J’ai calé ma tête contre le mur, tout contre la cloison d’où vibrait encore la cadence de leurs corps. Le souffle de Sasha. La voix de la fille. Le rythme.
Je me suis caressée doucement. Puis plus fort. En rythme. En secret.
Mon sexe avalait mes doigts comme un vide trop longtemps ignoré.
Mes hanches ont bougé toutes seules. Mon souffle s’est fait court.
J’ai joui.
Fort.
Mais sans bruit.
Juste un spasme. Brutal. Une onde.
Un cri muet dans le ventre.
Un orgasme d’ombre.
Je suis restée là, un moment. Essoufflée. Le cœur battant.
Je me suis essuyée. Lentement.
Silencieuse. Nue.
Et j’ai ri.
Pas un rire joyeux. Un rire triste. Doux-amer.
Parce que c’était ça, maintenant.
Ma vie.
Des repas. Des lessives. Un frère qui n’est plus un enfant. Et moi… une femme qui jouit seule, dans le silence, en écoutant une autre découvrir ce que j’ai oublié.
Depuis cette nuit-là, quelque chose a changé.
Pas entre lui et moi. Mais en moi.
Sasha grandit. Il s’émancipe. Il vit.
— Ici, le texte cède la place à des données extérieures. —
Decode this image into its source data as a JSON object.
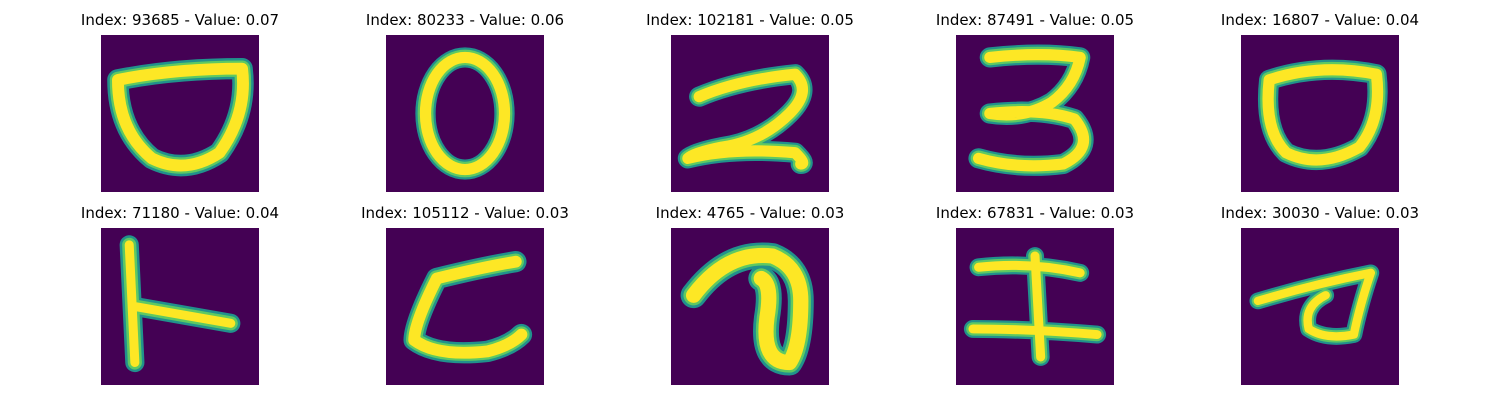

Et il baise.
Je ne suis pas jalouse. Pas de lui. Mais de cette liberté qu’il a, ce droit de céder à ses pulsions sans honte. Ce que moi je m’interdis depuis des mois.
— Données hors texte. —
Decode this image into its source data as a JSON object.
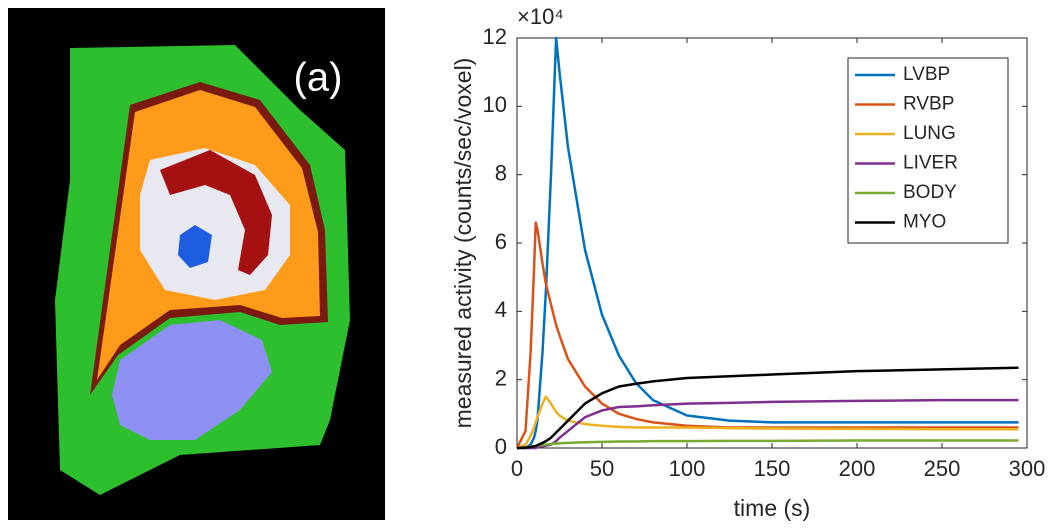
{
  "panel_label": "(a)",
  "chart_data": {
    "type": "line",
    "x_label": "time (s)",
    "y_label": "measured activity (counts/sec/voxel)",
    "y_multiplier": "×10⁴",
    "x": [
      0,
      5,
      8,
      10,
      11,
      12,
      15,
      17,
      20,
      23,
      25,
      30,
      40,
      50,
      60,
      70,
      80,
      100,
      125,
      150,
      200,
      250,
      295
    ],
    "series": [
      {
        "name": "LVBP",
        "color": "#0072bd",
        "values": [
          0,
          0,
          0.1,
          0.3,
          0.5,
          0.8,
          2.8,
          4.6,
          8.0,
          12,
          11,
          8.8,
          5.8,
          3.9,
          2.7,
          1.9,
          1.4,
          0.95,
          0.8,
          0.75,
          0.75,
          0.75,
          0.75
        ]
      },
      {
        "name": "RVBP",
        "color": "#d95319",
        "values": [
          0,
          0.5,
          2.8,
          5.2,
          6.6,
          6.4,
          5.4,
          4.8,
          4.2,
          3.6,
          3.3,
          2.6,
          1.8,
          1.3,
          1.0,
          0.85,
          0.75,
          0.65,
          0.6,
          0.6,
          0.6,
          0.6,
          0.6
        ]
      },
      {
        "name": "LUNG",
        "color": "#edb120",
        "values": [
          0,
          0.1,
          0.35,
          0.6,
          0.75,
          0.9,
          1.3,
          1.5,
          1.3,
          1.05,
          0.95,
          0.8,
          0.7,
          0.65,
          0.62,
          0.6,
          0.6,
          0.6,
          0.58,
          0.57,
          0.56,
          0.55,
          0.55
        ]
      },
      {
        "name": "LIVER",
        "color": "#7e2f8e",
        "values": [
          0,
          0,
          0,
          0,
          0,
          0.02,
          0.05,
          0.07,
          0.1,
          0.2,
          0.3,
          0.5,
          0.9,
          1.1,
          1.2,
          1.22,
          1.25,
          1.3,
          1.32,
          1.35,
          1.38,
          1.4,
          1.4
        ]
      },
      {
        "name": "BODY",
        "color": "#77ac30",
        "values": [
          0,
          0.02,
          0.04,
          0.05,
          0.06,
          0.07,
          0.09,
          0.1,
          0.12,
          0.13,
          0.14,
          0.15,
          0.17,
          0.18,
          0.19,
          0.19,
          0.2,
          0.2,
          0.21,
          0.21,
          0.22,
          0.22,
          0.22
        ]
      },
      {
        "name": "MYO",
        "color": "#000000",
        "values": [
          0,
          0.01,
          0.03,
          0.05,
          0.06,
          0.08,
          0.15,
          0.2,
          0.3,
          0.45,
          0.55,
          0.8,
          1.3,
          1.6,
          1.8,
          1.88,
          1.95,
          2.05,
          2.1,
          2.15,
          2.25,
          2.3,
          2.35
        ]
      }
    ],
    "xlim": [
      0,
      300
    ],
    "xticks": [
      0,
      50,
      100,
      150,
      200,
      250,
      300
    ],
    "ylim": [
      0,
      12
    ],
    "yticks": [
      0,
      2,
      4,
      6,
      8,
      10,
      12
    ],
    "legend": "upper-right"
  }
}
Il laisse sa porte entrouverte. Volontairement ? Je ne sais pas.
Peut-être qu’il ne se rend pas compte. Peut-être qu’il le fait exprès.
Mais ce n’est pas un hasard.
Un soir, je suis passée dans le couloir. Il faisait chaud, j’étais en nuisette, une de celles que j’aime porter quand je suis seule, usée mais douce.
La lumière de sa chambre dessinait une fente sur le sol.
Et là, sans prévenir, un bruit. Régulier. Humide.
Je me suis arrêtée.
Le battement dans mes tempes s’est accéléré.
Il était allongé sur son lit, les jambes écartées.
Pantalon aux chevilles, torse nu.
Et sa main…
Sa main allait et venait sur sa queue, longue, dure, brillante.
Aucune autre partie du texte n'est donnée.